After that, the school district changed its stance, saying masks were “strongly recommended.”
That carries more punch. Fewer people choose “optional” for anything. “Strongly recommended” is not a political statement. It means the school year could go more smoothly if everyone was on the same page. Works in the classroom.
Cases have escalated and the district now is wetting its finger to see which way the wind is blowing. The AISD began surveying parents, What do you want us to do?
Fair enough. That amounts to taking local control, if district leaders won’t make the call themselves.
Local control has been a stalwart position in Abilene and rural areas during the pandemic. Let’s do what we need to do, not what Harris or Bexar counties, or Austin or Dallas are doing.
But last year, when our local health officials became emphatic about the seriousness of COVID-19 in Abilene, particularly bed capacity at hospitals, we responded to their please. And cases went down.
When we slacked off, cases went up. Statistics show a roller coaster ride.
School districts in Iraan, Gorman, Colorado City and Lueders-Avoca have shut down due to COVID cases. With big cities hammered, rural Texas is getting nailed, too.
There are families here who want their kids to wear a mask at school but fear what other kids will think or do. And once in school, will their kids pull off their mask to fit in?
While masks cannot be mandated, due to the governor’s executive order (the Texas Supreme Court recently ruled in favor of Abbott, for now), students in a class where there is a positive test can be quarantined on campus and must wear a mask or face covering.
But does that come across as after the fact?
The U.S. Centers for Disease Control has made a mess of the pandemic. Is that understandable because we don’t regularly have health scares, as seen in other countries? Or are we flat-out failing?
Some in Texas now want to secede from the CDC. But do we follow a governor who is up for re-election and caught flak in 2020 for a moderate stand on the pandemic.
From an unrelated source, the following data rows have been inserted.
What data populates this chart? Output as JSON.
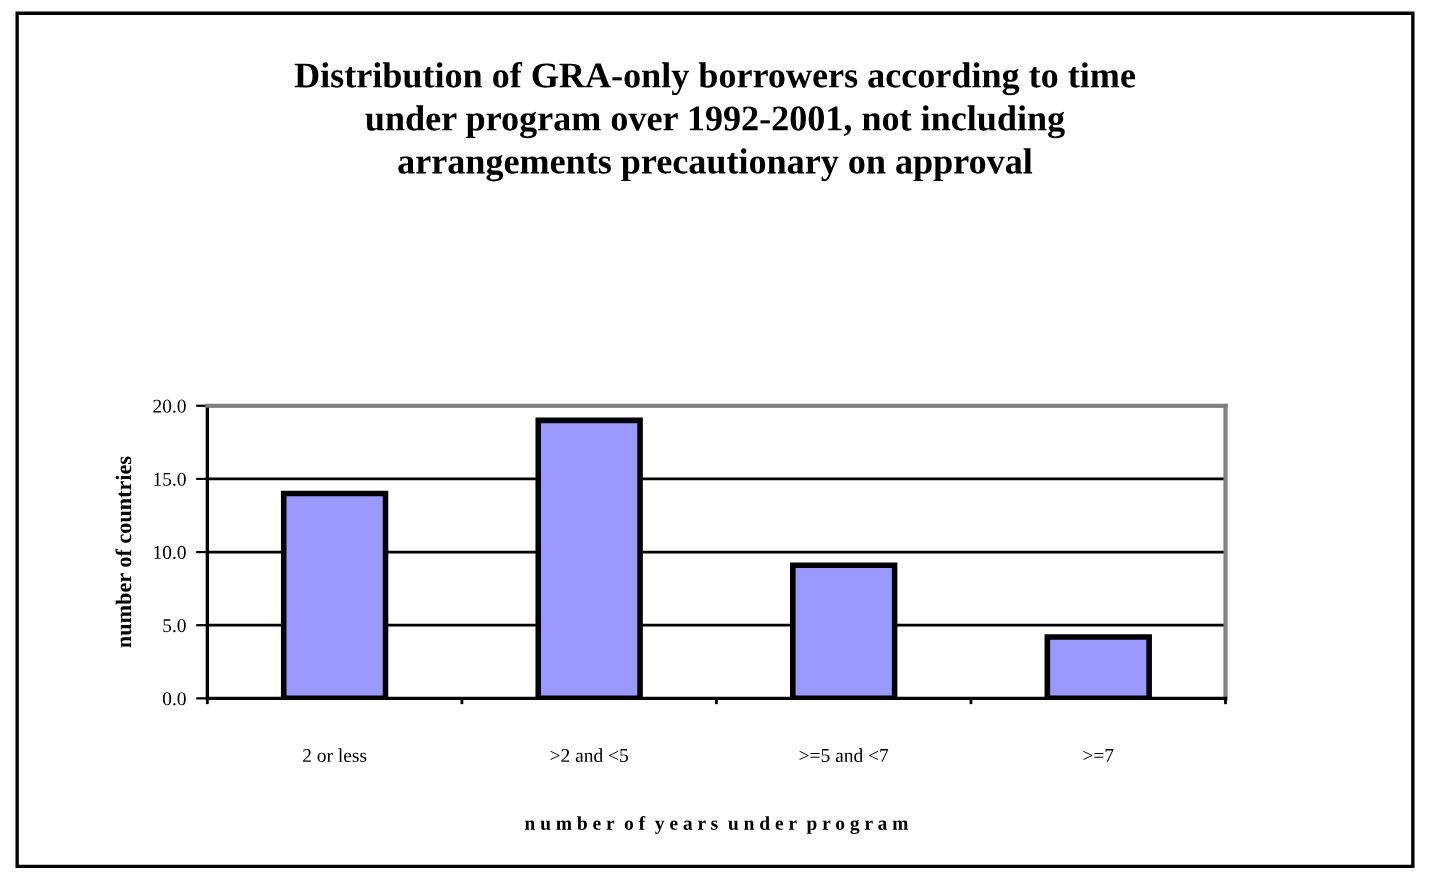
{
  "chart_data": {
    "type": "bar",
    "title": "Distribution of GRA-only borrowers according to time\nunder program over 1992-2001, not including\narrangements precautionary on approval",
    "xlabel": "n u m b e r  o f  y e a r s  u n d e r  p r o g r a m",
    "ylabel": "number of countries",
    "categories": [
      "2 or less",
      ">2 and <5",
      ">=5 and <7",
      ">=7"
    ],
    "values": [
      14,
      19,
      9.1,
      4.2
    ],
    "color": "#9999ff",
    "ylim": [
      0,
      20
    ],
    "yticks": [
      {
        "value": 0,
        "label": "0.0"
      },
      {
        "value": 5,
        "label": "5.0"
      },
      {
        "value": 10,
        "label": "10.0"
      },
      {
        "value": 15,
        "label": "15.0"
      },
      {
        "value": 20,
        "label": "20.0"
      }
    ],
    "grid": "y",
    "legend": false
  }
}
They believe the governor hasn’t moved far enough to the right — he’s facing opposition in his own party.
Why is health policy even a political football? Let’s tackle how to fix our power grid.
Abbott banned government mandates on vaccines, two days after the FDA approved the Pfizer product. Private businesses can mandate vaccines (well, maybe not cruise lines), he said, but public or private entities that accept funding from the government cannot.
“Some do, some don’t” isn’t going to end the pandemic.
It’s creating islands, pushing people to live in the isolation of their own beliefs.
The problem is, Texas is not a sea.
When you take responsibility, you do that not only for yourself but for others.
That goes back to the time when we helped a neighbor. Protection on the frontier. Building a house. Providing a ladle of water and biscuits to a traveler. You helped someone because someone down the trail could help you.
So let’s be bolder in dealing with the pandemic. Let’s all be socially responsible.
Local health officials keep pointing out our vaccination rate of about 40%, and that most of those who are hospitalized are not vaccinated.
Maybe COVID doesn’t affect you like others, but giving it to someone could make them awfully sick. Or worse. We have recorded 430 deaths here.
If you look around, the list is shrinking as to who hasn’t had COVID. This includes community leaders and even some of us who have been the most outspoken against any restrictions.
COVID doesn’t discriminate, as some still want to believe.
Want to go to school in person? Want to go see a concert, a play, a movie? Want to shop without worrying about empty shelves? Want to get a drink with friends? Want to go to a ballgame — or sit at home when it’s canceled?
It’s time to saddle up and ride hard. Our neighbors need us, so let’s answer the call.
Cowboy up. Cowgirl up. It’s how we do things in West Texas.